Disponibilidad de la Notificación
Una vez identificado el destinatario, la notificación se pone a su disposición. La puesta a disposición se realiza en la sede electrónica correspondiente. El acceso a la sede electrónica se efectúa mediante el certificado electrónico.

Se notifica al interesado la puesta a disposición de la notificación. Esta notificación se realiza por correo electrónico o SMS. El aviso informa al destinatario de la existencia de la notificación pendiente.
El acceso a la notificación requiere la autenticación del destinatario en la sede electrónica. La autenticación se realiza mediante el certificado electrónico. Una vez autenticado, el destinatario puede acceder al contenido de la notificación.
Cómputo de Plazos
El Artículo 43.2 también regula el cómputo de plazos. El plazo para realizar actuaciones comienza a contar desde el acceso a la notificación. Si no se accede a la notificación, se considera notificada a los diez días naturales.

Este plazo de diez días se conoce como plazo de cortesía. Transcurrido este plazo, la notificación se entiende practicada. Es crucial tener en cuenta este plazo para evitar perjuicios.
Es importante destacar que el plazo se computa desde la puesta a disposición. No desde el envío del aviso por correo electrónico o SMS. El acceso efectivo o el transcurso del plazo son determinantes.
Rechazo de la Notificación
El Artículo 43.2 también considera el rechazo de la notificación. El rechazo expreso de la notificación por el destinatario implica su práctica. Es decir, la notificación se considera efectuada a pesar del rechazo.

El rechazo debe ser expreso e inequívoco. La simple omisión de acceso no se considera rechazo. Debe existir una manifestación clara de voluntad de no aceptar la notificación.
Sin embargo, el rechazo no impide que la Administración pueda realizar la notificación por otros medios. La Administración puede utilizar otros medios de notificación subsidiariamente. Se busca asegurar que la notificación llegue al destinatario.
Consecuencias del Incumplimiento
El incumplimiento de los requisitos del Artículo 43.2 puede invalidar la notificación. Una notificación inválida no produce efectos jurídicos. Es crucial cumplir con todos los requisitos para garantizar la validez.
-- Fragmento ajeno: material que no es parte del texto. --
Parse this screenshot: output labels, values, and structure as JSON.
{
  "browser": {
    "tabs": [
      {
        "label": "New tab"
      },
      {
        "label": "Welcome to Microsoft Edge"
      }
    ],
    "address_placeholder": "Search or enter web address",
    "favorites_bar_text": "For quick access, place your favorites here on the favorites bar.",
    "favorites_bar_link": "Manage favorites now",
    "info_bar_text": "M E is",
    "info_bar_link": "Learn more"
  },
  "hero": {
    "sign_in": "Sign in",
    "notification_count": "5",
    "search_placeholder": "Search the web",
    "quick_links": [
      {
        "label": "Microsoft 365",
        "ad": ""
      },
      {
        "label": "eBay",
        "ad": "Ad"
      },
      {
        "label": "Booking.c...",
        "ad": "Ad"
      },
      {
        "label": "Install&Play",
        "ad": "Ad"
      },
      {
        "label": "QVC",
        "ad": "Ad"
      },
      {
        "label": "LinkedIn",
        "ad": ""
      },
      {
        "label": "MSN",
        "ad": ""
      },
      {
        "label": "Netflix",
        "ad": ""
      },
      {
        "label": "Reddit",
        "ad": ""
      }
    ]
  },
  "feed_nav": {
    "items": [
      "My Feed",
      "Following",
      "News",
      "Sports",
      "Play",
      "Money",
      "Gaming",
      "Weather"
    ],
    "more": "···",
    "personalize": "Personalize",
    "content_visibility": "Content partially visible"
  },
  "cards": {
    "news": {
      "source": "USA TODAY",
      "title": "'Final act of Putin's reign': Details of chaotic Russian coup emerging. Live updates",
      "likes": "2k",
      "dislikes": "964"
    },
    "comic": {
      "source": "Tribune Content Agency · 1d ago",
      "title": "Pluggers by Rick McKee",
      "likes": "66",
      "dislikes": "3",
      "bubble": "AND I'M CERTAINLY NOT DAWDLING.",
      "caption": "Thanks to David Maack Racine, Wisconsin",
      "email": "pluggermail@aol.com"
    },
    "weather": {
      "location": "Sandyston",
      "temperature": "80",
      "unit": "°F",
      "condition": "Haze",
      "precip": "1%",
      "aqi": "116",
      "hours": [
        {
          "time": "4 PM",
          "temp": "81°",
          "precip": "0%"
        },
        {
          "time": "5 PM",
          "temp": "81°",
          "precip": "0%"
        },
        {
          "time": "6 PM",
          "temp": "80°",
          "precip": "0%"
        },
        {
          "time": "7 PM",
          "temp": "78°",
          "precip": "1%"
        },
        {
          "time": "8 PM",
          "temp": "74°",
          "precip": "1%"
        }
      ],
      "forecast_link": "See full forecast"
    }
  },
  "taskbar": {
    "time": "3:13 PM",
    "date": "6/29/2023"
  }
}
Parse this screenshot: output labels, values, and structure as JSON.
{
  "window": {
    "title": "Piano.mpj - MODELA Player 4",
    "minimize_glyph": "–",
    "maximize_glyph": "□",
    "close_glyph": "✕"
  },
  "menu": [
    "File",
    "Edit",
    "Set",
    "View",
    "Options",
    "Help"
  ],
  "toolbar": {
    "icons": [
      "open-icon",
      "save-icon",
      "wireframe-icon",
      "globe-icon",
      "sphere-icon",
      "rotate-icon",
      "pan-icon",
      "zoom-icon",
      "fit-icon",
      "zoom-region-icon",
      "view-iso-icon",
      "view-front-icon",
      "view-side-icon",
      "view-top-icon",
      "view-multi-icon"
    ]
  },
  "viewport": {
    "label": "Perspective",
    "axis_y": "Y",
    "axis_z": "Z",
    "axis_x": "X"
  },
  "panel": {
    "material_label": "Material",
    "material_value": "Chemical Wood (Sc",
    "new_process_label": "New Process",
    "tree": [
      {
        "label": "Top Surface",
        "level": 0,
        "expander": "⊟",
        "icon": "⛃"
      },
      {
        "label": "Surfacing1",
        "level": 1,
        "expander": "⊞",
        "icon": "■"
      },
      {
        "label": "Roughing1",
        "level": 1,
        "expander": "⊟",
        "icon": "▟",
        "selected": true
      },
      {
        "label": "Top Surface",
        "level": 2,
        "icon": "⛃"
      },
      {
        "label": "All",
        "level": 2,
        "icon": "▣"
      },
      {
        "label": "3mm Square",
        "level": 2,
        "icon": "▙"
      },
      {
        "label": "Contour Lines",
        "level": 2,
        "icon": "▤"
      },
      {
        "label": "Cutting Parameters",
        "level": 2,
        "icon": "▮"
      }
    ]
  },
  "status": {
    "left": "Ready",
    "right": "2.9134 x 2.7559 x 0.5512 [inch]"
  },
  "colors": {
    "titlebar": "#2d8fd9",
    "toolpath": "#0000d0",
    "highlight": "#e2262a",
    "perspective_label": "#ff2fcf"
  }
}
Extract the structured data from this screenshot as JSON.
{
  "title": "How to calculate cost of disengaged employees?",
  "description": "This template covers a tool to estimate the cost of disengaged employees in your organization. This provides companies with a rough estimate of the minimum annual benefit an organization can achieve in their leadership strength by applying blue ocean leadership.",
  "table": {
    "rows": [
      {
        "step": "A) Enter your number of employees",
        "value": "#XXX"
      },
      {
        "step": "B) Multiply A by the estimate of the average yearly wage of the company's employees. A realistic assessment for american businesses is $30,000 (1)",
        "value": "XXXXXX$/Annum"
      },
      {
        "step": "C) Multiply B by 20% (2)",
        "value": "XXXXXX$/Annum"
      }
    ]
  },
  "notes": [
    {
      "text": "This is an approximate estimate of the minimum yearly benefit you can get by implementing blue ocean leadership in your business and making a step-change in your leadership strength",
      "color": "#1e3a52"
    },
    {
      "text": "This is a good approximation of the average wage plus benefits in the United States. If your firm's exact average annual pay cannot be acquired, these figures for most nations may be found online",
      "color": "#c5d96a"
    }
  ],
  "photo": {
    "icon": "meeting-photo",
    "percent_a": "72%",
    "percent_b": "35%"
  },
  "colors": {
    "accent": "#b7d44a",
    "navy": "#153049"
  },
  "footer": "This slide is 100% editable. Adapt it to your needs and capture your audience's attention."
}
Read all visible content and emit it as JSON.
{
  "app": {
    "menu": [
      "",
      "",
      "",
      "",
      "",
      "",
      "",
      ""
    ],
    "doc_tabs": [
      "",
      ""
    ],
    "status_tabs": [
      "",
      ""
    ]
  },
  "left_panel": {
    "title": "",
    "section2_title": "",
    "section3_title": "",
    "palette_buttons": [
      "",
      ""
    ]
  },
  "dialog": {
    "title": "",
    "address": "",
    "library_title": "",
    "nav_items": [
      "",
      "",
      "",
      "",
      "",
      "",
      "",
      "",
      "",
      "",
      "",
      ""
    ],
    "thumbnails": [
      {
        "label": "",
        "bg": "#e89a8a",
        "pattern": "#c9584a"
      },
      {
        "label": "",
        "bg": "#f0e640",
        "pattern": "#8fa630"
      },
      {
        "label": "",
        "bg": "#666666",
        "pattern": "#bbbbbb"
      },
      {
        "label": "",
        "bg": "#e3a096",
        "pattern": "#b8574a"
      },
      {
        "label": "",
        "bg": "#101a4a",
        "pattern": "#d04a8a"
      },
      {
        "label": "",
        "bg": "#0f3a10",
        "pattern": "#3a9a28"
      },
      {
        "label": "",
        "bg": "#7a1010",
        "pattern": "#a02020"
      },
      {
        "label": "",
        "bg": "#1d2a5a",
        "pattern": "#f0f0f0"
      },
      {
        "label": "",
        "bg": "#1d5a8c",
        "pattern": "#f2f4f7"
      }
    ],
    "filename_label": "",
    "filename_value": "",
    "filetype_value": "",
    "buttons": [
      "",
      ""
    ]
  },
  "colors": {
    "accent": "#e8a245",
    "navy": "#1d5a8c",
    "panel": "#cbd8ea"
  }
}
La falta de consentimiento previo, la identificación incorrecta, o el cómputo erróneo de plazos pueden viciar la notificación. La Administración debe ser diligente en el cumplimiento de estos requisitos. Se debe prestar especial atención al procedimiento de notificación electrónica.
En caso de duda, es recomendable consultar con un experto en derecho administrativo. Un profesional puede asesorar sobre la validez de la notificación. Se puede buscar la mejor manera de proceder ante una notificación dudosa.
En resumen, comprender el Artículo 43.2 requiere analizar sus partes componentes. Identificación, disponibilidad, cómputo de plazos, rechazo y consecuencias son clave. Un enfoque metódico asegura una correcta interpretación.